Luc m’attend plus bas. Si on veut, on peut encore descendre. Il me demande :« on remonte? » Vous vous souvenez de son plan? Remonter et passer par la crête? Mes jambes sont dures comme de la roche et je ne sais pas si j’ai apprécié ma descente. Je crois que d’être là et d’avoir survécu me suffit! « Es‑tu malade?!? Là, j’ai faim, je veux mon burrito même s’il est semi-gelé et boire la cannette de cidre. J’aurais dû en prendre 2 ou 3 juste au cas. J’ai vraiment besoin de manger et d’un remontant. « OK, pas de troubles », me dit‑il. On chill et on voit après. Je vais lui donner ça, il respecte mon rythme. Ce n’est pas un léger détail.

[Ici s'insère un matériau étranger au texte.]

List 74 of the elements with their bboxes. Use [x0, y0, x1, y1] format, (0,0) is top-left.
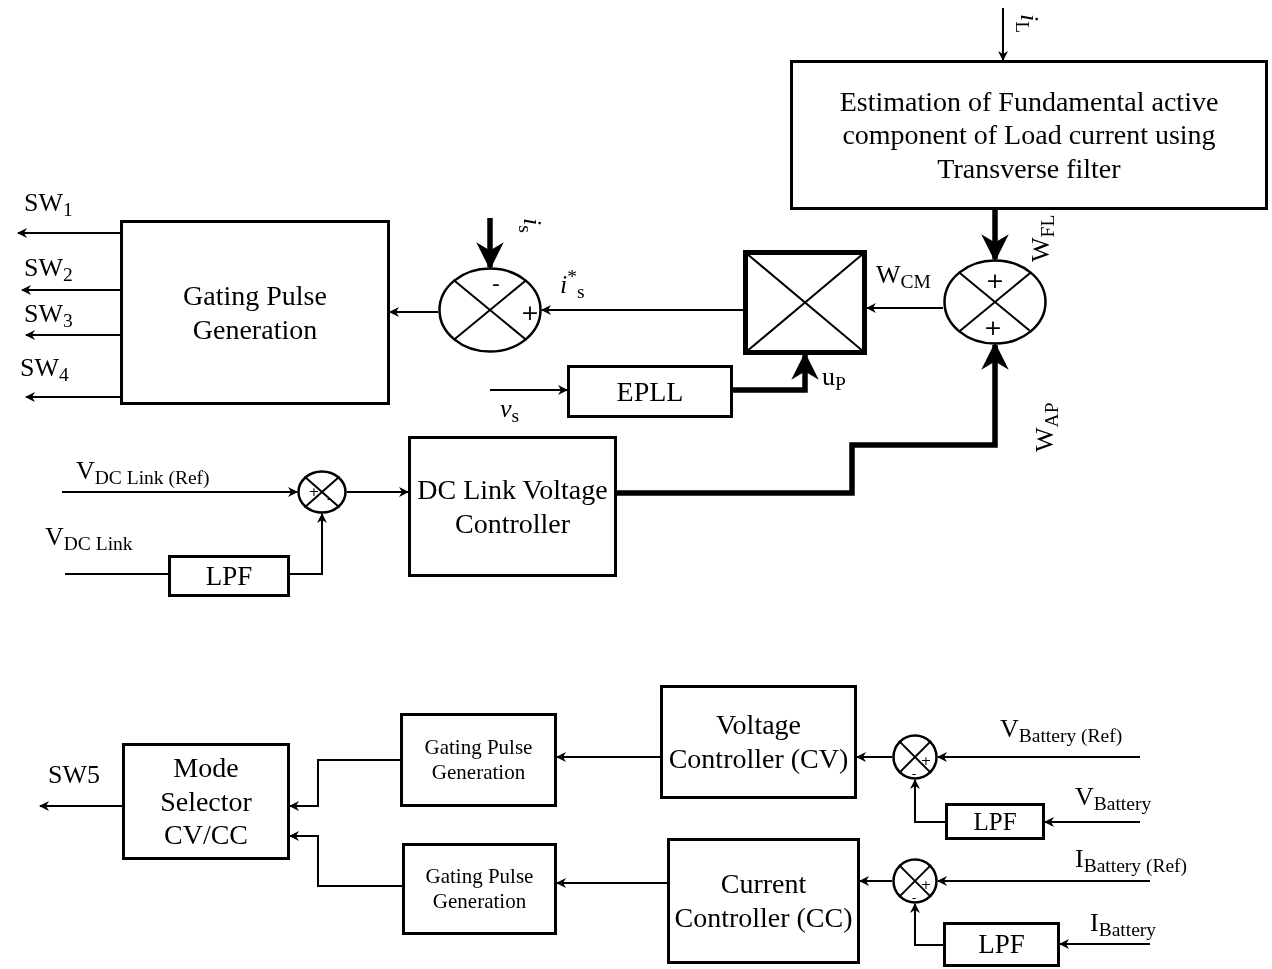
process-block	[120, 220, 390, 405]
signal-label: SW$_{4}$	[20, 355, 69, 381]
signal-arrow	[937, 876, 1151, 886]
process-block	[408, 436, 617, 577]
block-label: Estimation of Fundamental active component of Load current using Transverse filter	[838, 84, 1220, 186]
process-block	[402, 843, 557, 935]
signal-arrow	[17, 228, 121, 238]
block-label: Gating Pulse Generation	[182, 278, 328, 347]
process-block	[400, 713, 557, 807]
signal-label: SW$_{3}$	[24, 301, 73, 327]
block-label: Mode Selector CV/CC	[159, 751, 253, 852]
process-block	[567, 365, 733, 418]
block-label: Current Controller (CC)	[673, 867, 854, 935]
multiplier-block	[743, 250, 867, 355]
signal-arrow	[937, 752, 1141, 762]
signal-label: SW5	[48, 762, 100, 788]
signal-arrow	[910, 779, 946, 823]
sign-label: -	[911, 766, 917, 780]
process-block	[168, 555, 290, 597]
signal-arrow	[289, 831, 403, 887]
signal-arrow	[1044, 817, 1141, 827]
signal-arrow	[21, 285, 121, 295]
signal-arrow	[733, 352, 819, 393]
sign-label: +	[920, 753, 932, 767]
block-label: LPF	[978, 928, 1025, 961]
summing-junction-symbol	[892, 858, 938, 904]
signal-arrow	[859, 876, 893, 886]
signal-arrow	[1059, 939, 1151, 949]
summing-junction-symbol	[297, 470, 347, 514]
sign-label: -	[911, 890, 917, 904]
signal-arrow	[39, 801, 123, 811]
signal-arrow	[346, 487, 409, 497]
process-block	[790, 60, 1268, 210]
block-label: LPF	[973, 806, 1017, 837]
block-label: Gating Pulse Generation	[423, 734, 534, 786]
signal-arrow	[61, 487, 298, 497]
summing-junction-symbol	[892, 734, 938, 780]
sign-label: +	[983, 317, 1003, 339]
sign-label: +	[920, 877, 932, 891]
signal-arrow	[556, 752, 661, 762]
block-label: EPLL	[616, 374, 684, 409]
sign-label: +	[308, 484, 320, 498]
signal-arrow	[556, 878, 668, 888]
signal-arrow	[25, 330, 121, 340]
process-block	[122, 743, 290, 860]
process-block	[943, 922, 1060, 967]
sign-label: -	[492, 273, 500, 295]
signal-label: u$_{P}$	[822, 364, 846, 390]
signal-arrow	[289, 513, 327, 575]
block-label: Voltage Controller (CV)	[667, 708, 850, 776]
summing-junction-symbol	[438, 267, 542, 353]
signal-arrow	[910, 903, 944, 946]
block-label: Gating Pulse Generation	[424, 863, 535, 915]
signal-label: V$_{DC Link}$	[45, 524, 133, 550]
sign-label: -	[326, 491, 332, 505]
sign-label: +	[985, 270, 1005, 292]
process-block	[660, 685, 857, 799]
signal-arrow	[389, 307, 439, 317]
signal-arrow	[541, 305, 744, 315]
process-block	[667, 838, 860, 964]
signal-arrow	[866, 303, 944, 313]
signal-arrow	[998, 7, 1008, 61]
block-label: LPF	[205, 559, 253, 593]
signal-arrow	[289, 759, 401, 811]
signal-label: W$_{CM}$	[876, 262, 931, 288]
sign-label: +	[520, 302, 540, 324]
signal-arrow	[25, 392, 121, 402]
process-block	[945, 803, 1045, 840]
signal-label: SW$_{2}$	[24, 255, 73, 281]
block-label: DC Link Voltage Controller	[416, 472, 609, 541]
signal-label: SW$_{1}$	[24, 190, 73, 216]
signal-arrow	[856, 752, 893, 762]
signal-label: v$_{s}$	[500, 396, 520, 422]
signal-arrow	[489, 385, 568, 395]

Donc, on est redescendus vers le refuge et on est allés trouver un spot à l’écart, en chemin pour « Hillman’s Highway » juste au cas où je voudrais changer d’idée. M’asseoir et enlever mon sac m’a fait le plus grand bien. Presque autant que le burrito! La can de cidre n’a pas fait long feu. J’essaie toujours de comprendre ce que je venais de vivre comme sensation. J’aurais pu me rouler en petite boule et m’endormir là, entre deux rochers, avec la mousse comme oreiller.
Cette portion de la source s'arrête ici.